5.15. Engagement had been undertaken with the local system regarding the development of a Single Point of Access (SPA) associated with the Family Hub programme. The SPA would provide an avenue for children and their families to access the most appropriate support available from a broad range of services delivered by a number of bodies, which would otherwise be confusing to navigate. The SPA was being designed locally in partnership as there was not a one-size-fits-all model. It would include the multi-agency safeguarding hub and CAMHS staff.

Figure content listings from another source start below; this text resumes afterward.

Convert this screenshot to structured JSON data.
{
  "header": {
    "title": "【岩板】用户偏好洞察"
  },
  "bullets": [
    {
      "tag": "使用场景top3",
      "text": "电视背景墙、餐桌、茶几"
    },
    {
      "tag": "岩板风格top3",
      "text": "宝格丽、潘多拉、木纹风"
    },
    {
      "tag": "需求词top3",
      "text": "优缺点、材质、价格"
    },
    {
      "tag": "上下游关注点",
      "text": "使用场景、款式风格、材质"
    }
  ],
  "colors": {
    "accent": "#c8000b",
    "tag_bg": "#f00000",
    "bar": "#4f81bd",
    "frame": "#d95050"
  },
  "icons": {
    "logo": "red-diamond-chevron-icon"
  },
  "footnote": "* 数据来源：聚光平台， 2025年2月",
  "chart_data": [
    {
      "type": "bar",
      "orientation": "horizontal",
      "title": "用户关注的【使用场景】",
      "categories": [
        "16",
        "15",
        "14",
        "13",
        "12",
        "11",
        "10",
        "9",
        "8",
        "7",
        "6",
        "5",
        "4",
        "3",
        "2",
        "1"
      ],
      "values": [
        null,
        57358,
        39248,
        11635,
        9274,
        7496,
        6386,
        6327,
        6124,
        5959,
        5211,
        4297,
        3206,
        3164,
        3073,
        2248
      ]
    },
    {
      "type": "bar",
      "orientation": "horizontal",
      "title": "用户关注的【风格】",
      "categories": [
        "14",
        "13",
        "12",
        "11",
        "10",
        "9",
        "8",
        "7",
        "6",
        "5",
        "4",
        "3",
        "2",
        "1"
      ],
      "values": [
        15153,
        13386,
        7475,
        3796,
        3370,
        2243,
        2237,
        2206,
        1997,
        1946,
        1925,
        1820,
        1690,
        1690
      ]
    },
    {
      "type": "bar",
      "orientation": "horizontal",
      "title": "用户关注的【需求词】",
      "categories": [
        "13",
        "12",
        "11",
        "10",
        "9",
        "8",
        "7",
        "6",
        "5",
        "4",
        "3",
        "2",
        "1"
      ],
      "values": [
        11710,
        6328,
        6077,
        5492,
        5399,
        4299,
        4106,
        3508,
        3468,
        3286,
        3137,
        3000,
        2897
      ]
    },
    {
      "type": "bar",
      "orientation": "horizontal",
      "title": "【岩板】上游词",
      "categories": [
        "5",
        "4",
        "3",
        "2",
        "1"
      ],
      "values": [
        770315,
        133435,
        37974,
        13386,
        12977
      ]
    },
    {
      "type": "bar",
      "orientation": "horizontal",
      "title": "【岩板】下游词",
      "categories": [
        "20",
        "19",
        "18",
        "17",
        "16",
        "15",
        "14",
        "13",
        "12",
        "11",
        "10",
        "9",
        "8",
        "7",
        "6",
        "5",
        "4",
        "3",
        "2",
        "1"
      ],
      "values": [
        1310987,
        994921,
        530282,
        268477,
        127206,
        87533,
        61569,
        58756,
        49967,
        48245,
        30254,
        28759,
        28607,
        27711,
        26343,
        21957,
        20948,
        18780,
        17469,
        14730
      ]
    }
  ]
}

5.16. The Cabinet Member, accepting there remained cause for concern regarding waiting times, highlighted that the number of young people waiting a long time had significantly reduced and funding had substantially increased in recent years. The significant pressures faced by young people were reflected in increased demands on health, social care and education services. It was still not empirically proven that early help would reduce demand for acute services, but the Cabinet Member was hopeful such impact would become apparent in the next year. 



The report be noted.



Claude Jousselin, Deputy Borough Director – Lewisham CAMHS (South London and Maudsley Hospital) to provide the gender breakdown of referrals to eating disorder services.